Das mit den Nazis in Ostdeutschland hat eine lange Geschichte. In der DDR,
in der ich aufgewachsen bin, hieß es stets, die Faschisten und Nazibonzen
wären alle "drüben" im Westen. Denn "bei uns" sei der Faschismus mit den
Wurzeln ausgerottet. Und deshalb sei es angebracht, mit dem Finger auf die
BRD zu zeigen.
So ging das vierzig Jahre lang. Dann kam die Vereinigung, und mit ihr kamen
die Nazis. Sie waren es, die als Erste eine gelungene Wiedervereinigung
feiern konnten. Das riesige Potenzial im Osten, ein paar clevere Strategen
im Westen. Das Nationale aus dem Westen und der Sozialismus aus dem Osten
begannen eine Affäre, die schließlich im Rechtsextremismus der erneuerten
NPD Hochzeit feiern konnte.
Nach den Pogromen gegen Flüchtlinge, nach "National befreiten Zonen" und
spektakulären Berichten über ostdeutsche "Brown-Towns" stand nun der Westen
da und zeigte mit dem Finger auf den Osten. Jetzt waren die Nazis alle in
der Ex-DRR - eine Wiederholung jener deutschen Geste, mit der fast jeder
nach Krieg und Massenmord die Schuld von sich auf andere gewiesen hatte. In
Ost wie West.
## Die neue Ost-West-Diskussion
Dieser Sicht auf die Welt hatte der kalte Krieg eine politische Sprache
gegeben. Als er vorbei war, zerbröckelten nach und nach auch die
ideologischen Gebäude, in denen die deutsche Schuldabwehr Zuflucht gesucht
hatte. Im selben Moment, als der Rechtsextremismus nach der Wende
auftauchte, verschwand vor aller Augen der historische Kontext - als hätte
es Nationalsozialismus und kalten Krieg nie gegeben. An seine Stelle trat
die neue Ost-West-Diskussion.
Die westdeutschen Antifaschisten erklärten uns im Osten rasch, was es mit
den Neonazis auf sich hätte. Die seien nämlich ein Problem des Westens. Im
Osten war ein massives Problem aufgetaucht, und mit einem Male entstand für
die Westkämpfer eine Konkurrenzsituation mit denjenigen, die im Osten gegen
Nazis antraten. Die nämlich wollten von den alten Antifa-Idealen und
-Ideologien nichts mehr wissen. Nicht zuletzt, weil in ihnen noch ein Stück
Idealisierung des Sozialismus und der DDR mitschwang.

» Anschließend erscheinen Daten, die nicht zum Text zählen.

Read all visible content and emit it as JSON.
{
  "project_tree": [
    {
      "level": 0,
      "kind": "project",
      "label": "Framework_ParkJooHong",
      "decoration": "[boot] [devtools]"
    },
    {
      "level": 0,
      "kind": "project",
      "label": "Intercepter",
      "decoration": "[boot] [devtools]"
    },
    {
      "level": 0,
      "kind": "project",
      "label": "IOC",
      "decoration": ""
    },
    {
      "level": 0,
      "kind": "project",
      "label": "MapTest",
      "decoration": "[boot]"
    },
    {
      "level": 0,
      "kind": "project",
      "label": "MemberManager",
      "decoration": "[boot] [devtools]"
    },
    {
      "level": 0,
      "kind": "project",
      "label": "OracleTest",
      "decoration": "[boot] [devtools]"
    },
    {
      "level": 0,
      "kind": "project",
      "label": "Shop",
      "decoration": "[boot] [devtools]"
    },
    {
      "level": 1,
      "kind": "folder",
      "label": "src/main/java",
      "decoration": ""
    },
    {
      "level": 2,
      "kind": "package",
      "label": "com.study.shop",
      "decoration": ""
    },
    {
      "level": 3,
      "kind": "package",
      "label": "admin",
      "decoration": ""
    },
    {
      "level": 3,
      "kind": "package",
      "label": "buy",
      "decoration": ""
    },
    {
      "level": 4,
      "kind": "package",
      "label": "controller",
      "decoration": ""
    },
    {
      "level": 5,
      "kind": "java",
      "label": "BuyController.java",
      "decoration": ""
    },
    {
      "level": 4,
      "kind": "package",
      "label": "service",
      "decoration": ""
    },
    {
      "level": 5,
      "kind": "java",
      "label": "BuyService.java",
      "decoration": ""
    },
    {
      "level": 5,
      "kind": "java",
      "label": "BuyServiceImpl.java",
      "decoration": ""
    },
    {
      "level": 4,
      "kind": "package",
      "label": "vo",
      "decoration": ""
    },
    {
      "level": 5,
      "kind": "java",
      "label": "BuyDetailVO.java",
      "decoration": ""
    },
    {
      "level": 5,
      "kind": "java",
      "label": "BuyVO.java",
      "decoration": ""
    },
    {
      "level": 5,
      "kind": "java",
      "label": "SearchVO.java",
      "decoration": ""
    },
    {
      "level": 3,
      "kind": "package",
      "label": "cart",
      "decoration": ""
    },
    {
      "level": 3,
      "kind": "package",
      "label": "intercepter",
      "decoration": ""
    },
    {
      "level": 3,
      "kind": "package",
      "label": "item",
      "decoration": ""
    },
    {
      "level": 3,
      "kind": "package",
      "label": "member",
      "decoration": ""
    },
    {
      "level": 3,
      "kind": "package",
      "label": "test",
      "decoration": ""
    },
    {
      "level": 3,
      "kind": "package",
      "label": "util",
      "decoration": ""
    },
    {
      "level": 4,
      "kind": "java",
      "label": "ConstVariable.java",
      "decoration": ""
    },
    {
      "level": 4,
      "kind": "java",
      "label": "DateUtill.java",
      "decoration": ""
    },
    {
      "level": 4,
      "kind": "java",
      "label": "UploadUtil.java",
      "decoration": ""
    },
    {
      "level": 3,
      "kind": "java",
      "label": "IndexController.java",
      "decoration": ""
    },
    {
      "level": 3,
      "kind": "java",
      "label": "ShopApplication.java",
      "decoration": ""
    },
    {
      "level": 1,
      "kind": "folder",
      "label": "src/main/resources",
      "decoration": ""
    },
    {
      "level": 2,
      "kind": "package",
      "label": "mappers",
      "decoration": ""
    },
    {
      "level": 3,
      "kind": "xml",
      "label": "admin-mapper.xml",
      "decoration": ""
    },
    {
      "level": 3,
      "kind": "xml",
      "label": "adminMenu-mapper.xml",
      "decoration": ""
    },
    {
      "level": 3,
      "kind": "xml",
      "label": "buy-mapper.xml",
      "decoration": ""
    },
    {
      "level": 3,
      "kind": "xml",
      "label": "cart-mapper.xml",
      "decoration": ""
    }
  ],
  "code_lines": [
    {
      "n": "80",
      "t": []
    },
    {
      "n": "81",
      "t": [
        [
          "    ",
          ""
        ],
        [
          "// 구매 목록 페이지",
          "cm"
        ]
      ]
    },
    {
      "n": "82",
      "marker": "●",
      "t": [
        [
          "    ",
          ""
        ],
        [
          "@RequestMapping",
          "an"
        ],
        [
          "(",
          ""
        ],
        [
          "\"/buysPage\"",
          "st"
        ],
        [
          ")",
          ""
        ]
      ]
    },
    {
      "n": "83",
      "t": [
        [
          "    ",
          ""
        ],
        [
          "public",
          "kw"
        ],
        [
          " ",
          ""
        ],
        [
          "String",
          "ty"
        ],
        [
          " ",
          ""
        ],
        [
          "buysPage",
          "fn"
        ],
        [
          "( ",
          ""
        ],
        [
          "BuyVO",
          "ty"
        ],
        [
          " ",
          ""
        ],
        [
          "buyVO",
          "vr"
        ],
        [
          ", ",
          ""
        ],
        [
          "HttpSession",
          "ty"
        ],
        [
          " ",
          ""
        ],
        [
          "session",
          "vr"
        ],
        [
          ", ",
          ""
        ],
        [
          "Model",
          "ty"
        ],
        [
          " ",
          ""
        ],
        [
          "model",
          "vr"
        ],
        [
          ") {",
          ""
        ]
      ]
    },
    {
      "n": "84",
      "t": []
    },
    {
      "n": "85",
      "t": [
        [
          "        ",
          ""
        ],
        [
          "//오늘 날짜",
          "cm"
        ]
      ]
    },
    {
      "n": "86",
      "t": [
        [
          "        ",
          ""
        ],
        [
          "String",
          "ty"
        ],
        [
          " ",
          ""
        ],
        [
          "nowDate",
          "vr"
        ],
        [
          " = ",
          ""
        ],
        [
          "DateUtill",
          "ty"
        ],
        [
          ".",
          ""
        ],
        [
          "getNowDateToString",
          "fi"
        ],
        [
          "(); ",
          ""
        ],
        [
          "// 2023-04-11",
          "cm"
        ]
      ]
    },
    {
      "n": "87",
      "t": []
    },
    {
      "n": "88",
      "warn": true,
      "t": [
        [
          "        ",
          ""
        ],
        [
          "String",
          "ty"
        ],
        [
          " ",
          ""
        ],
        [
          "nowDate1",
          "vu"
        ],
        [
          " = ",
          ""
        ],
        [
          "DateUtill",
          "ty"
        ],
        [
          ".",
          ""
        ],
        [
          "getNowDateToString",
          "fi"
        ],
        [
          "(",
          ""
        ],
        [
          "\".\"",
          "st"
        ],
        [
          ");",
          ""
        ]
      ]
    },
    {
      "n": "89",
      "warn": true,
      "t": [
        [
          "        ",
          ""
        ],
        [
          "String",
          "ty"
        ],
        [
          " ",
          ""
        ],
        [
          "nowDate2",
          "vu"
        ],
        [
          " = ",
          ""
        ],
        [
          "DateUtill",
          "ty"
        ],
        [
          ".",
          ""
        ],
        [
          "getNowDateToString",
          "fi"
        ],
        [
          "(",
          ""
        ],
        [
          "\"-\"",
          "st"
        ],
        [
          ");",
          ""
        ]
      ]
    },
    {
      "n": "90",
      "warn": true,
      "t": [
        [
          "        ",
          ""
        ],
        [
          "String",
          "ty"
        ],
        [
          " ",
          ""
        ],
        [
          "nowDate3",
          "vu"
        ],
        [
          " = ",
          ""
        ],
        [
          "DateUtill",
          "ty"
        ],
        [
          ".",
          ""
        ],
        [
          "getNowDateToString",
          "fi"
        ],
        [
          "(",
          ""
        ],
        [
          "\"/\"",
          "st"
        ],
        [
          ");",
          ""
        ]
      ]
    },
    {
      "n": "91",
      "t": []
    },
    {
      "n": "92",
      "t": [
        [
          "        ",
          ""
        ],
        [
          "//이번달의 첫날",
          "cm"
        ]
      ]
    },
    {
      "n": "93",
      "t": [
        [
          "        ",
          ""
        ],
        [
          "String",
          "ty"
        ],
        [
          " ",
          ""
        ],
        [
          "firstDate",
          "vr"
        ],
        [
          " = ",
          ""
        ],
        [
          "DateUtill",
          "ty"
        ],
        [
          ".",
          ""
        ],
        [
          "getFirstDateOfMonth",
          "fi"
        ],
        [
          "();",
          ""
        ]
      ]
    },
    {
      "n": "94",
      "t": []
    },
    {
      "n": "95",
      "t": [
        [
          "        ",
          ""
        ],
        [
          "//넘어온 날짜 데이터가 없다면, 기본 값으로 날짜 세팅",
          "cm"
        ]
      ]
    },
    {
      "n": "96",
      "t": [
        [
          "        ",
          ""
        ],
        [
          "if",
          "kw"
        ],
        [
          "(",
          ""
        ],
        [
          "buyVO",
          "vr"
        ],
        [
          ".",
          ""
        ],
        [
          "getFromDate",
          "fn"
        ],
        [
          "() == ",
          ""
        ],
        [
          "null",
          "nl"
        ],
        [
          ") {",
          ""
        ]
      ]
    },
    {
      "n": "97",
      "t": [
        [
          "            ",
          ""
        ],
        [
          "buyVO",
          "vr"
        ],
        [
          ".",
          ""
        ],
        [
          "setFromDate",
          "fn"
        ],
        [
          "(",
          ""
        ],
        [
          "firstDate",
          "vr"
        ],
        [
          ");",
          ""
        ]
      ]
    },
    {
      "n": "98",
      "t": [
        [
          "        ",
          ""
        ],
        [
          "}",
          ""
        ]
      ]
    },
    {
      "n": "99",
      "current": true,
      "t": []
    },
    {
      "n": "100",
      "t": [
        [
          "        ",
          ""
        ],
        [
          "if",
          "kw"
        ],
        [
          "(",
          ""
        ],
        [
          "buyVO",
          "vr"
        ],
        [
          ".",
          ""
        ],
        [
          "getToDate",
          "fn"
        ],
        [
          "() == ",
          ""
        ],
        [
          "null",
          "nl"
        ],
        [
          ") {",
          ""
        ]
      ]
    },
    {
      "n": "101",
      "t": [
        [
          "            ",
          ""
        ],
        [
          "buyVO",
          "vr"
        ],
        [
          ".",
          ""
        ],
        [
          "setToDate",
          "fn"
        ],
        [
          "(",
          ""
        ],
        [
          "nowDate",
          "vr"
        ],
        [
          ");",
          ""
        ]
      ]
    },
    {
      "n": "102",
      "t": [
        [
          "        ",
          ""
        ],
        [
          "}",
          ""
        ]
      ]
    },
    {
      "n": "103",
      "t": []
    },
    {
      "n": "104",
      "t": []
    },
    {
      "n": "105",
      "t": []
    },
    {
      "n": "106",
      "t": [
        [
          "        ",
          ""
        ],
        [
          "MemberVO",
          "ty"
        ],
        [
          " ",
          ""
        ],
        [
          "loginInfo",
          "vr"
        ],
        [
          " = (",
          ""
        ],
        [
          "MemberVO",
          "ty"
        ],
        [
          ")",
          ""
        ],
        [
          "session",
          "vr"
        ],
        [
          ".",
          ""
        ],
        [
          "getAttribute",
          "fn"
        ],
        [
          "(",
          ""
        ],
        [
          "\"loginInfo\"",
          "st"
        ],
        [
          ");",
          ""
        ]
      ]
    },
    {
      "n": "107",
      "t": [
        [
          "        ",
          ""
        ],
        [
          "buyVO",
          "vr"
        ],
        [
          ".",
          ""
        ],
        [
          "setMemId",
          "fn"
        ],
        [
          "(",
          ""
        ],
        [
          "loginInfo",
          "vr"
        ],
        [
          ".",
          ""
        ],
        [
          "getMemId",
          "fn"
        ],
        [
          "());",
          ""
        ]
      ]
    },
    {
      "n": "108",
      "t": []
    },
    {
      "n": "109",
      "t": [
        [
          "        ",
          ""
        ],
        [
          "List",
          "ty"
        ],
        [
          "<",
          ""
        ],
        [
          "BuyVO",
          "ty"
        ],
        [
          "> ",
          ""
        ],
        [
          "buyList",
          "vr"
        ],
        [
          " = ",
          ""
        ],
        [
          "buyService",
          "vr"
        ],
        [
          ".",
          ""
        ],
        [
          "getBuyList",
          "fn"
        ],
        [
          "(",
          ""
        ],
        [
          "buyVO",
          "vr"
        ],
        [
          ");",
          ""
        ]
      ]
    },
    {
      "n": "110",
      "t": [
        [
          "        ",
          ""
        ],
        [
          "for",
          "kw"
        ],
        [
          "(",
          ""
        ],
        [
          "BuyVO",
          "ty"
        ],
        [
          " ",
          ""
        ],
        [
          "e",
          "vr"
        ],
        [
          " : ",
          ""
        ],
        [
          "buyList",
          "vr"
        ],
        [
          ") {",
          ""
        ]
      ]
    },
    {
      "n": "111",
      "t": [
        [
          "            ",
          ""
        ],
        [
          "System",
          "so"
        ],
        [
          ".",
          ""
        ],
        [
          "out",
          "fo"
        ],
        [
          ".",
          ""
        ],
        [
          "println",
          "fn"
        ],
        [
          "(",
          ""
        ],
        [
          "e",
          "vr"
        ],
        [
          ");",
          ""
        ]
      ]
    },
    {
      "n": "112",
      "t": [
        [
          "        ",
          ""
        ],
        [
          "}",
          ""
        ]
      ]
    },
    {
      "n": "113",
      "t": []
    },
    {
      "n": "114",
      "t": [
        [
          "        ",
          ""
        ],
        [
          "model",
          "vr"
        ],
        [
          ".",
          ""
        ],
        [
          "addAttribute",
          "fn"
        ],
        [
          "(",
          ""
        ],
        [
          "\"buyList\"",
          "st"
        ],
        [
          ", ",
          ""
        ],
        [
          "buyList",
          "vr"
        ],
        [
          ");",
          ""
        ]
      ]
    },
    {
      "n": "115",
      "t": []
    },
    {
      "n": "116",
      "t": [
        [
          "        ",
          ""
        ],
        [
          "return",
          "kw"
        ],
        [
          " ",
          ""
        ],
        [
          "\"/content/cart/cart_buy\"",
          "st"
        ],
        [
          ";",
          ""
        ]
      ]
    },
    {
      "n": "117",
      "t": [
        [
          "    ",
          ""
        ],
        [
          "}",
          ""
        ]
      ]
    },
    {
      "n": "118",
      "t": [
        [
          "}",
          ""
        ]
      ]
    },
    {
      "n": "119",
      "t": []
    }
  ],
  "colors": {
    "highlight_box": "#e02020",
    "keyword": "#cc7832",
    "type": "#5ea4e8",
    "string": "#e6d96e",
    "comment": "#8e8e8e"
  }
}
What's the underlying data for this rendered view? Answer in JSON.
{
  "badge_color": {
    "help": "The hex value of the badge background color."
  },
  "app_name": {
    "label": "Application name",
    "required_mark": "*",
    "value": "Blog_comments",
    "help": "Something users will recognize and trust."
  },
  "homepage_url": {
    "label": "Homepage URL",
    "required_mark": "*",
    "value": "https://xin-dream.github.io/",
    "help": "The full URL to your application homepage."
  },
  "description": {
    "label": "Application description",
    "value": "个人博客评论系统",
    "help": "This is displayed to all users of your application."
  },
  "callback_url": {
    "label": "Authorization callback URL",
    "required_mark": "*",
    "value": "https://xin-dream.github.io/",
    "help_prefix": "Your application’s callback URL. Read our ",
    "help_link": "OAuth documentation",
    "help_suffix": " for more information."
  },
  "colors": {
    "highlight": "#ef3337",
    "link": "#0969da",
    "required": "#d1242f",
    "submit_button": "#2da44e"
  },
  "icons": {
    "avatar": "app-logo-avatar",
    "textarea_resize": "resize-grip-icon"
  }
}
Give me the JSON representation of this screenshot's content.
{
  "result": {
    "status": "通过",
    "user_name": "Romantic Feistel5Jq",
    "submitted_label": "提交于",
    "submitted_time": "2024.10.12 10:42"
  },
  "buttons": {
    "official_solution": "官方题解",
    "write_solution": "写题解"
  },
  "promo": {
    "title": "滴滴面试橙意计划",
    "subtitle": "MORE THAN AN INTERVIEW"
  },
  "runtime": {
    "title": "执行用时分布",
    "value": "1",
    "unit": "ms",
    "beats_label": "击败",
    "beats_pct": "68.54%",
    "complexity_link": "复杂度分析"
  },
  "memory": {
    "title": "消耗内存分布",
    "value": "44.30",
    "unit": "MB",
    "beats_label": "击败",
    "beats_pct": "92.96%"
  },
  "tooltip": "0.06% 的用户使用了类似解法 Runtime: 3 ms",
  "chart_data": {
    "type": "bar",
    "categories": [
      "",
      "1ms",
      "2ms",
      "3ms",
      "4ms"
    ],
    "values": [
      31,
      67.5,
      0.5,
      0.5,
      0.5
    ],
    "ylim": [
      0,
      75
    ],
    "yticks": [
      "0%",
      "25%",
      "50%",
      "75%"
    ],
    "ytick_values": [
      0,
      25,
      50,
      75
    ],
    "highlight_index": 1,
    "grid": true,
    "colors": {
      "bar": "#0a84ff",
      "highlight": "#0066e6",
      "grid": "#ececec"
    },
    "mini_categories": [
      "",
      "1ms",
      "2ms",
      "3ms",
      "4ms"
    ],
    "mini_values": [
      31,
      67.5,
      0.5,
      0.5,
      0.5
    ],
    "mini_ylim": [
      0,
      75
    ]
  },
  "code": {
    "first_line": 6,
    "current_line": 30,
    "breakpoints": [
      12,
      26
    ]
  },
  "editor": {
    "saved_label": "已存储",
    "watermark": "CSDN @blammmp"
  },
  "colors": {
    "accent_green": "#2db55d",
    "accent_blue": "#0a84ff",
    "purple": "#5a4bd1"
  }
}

Und das konnten wir im Osten mit dem riesigen Naziproblem überhaupt nicht
gebrauchen. Deswegen fiel es den Altlinken schwer einzugestehen, dass die
neuen, national-revolutionären Neonazis kein Import aus dem "faschistoiden"
Westen waren, sondern direktes Produkt eines totalitären Systems, dem man
gerade noch viel Sympathie entgegengebracht hatte.
## Dann blieb der Osten unbefragt
Als also die Nazibewegung auf dem Gebiet der ehemaligen DDR erstarkte, war
die Reaktion aus dem "progressiven" Westen eher verhalten. Fragen wurden an
uns kaum gestellt, das eigene Weltbild sollte nicht weiter erschüttert
werden. Medien und Politik im Westen jedoch griffen die Situation im Osten
auf, wenn es passte. Für die Medien war da etwas Neues neben dem
abgegriffenen Alten.
Und für die von Helmut Kohl geprägte Politik eröffnete sich plötzlich ein
politischer Raum, um alte Rechnungen zu begleichen: gegen die westdeutsche
Linke, gegen die ewige Antifa und gegen das Grundrecht auf Asyl, das man
bei der Gelegenheit auch gleich loswerden wollte. Das alles hatte mit der
Situation in der Ex-DDR nichts zu tun. So verging wertvolle Zeit, in der
der Rechtsextremismus hätte bekämpft werden müssen.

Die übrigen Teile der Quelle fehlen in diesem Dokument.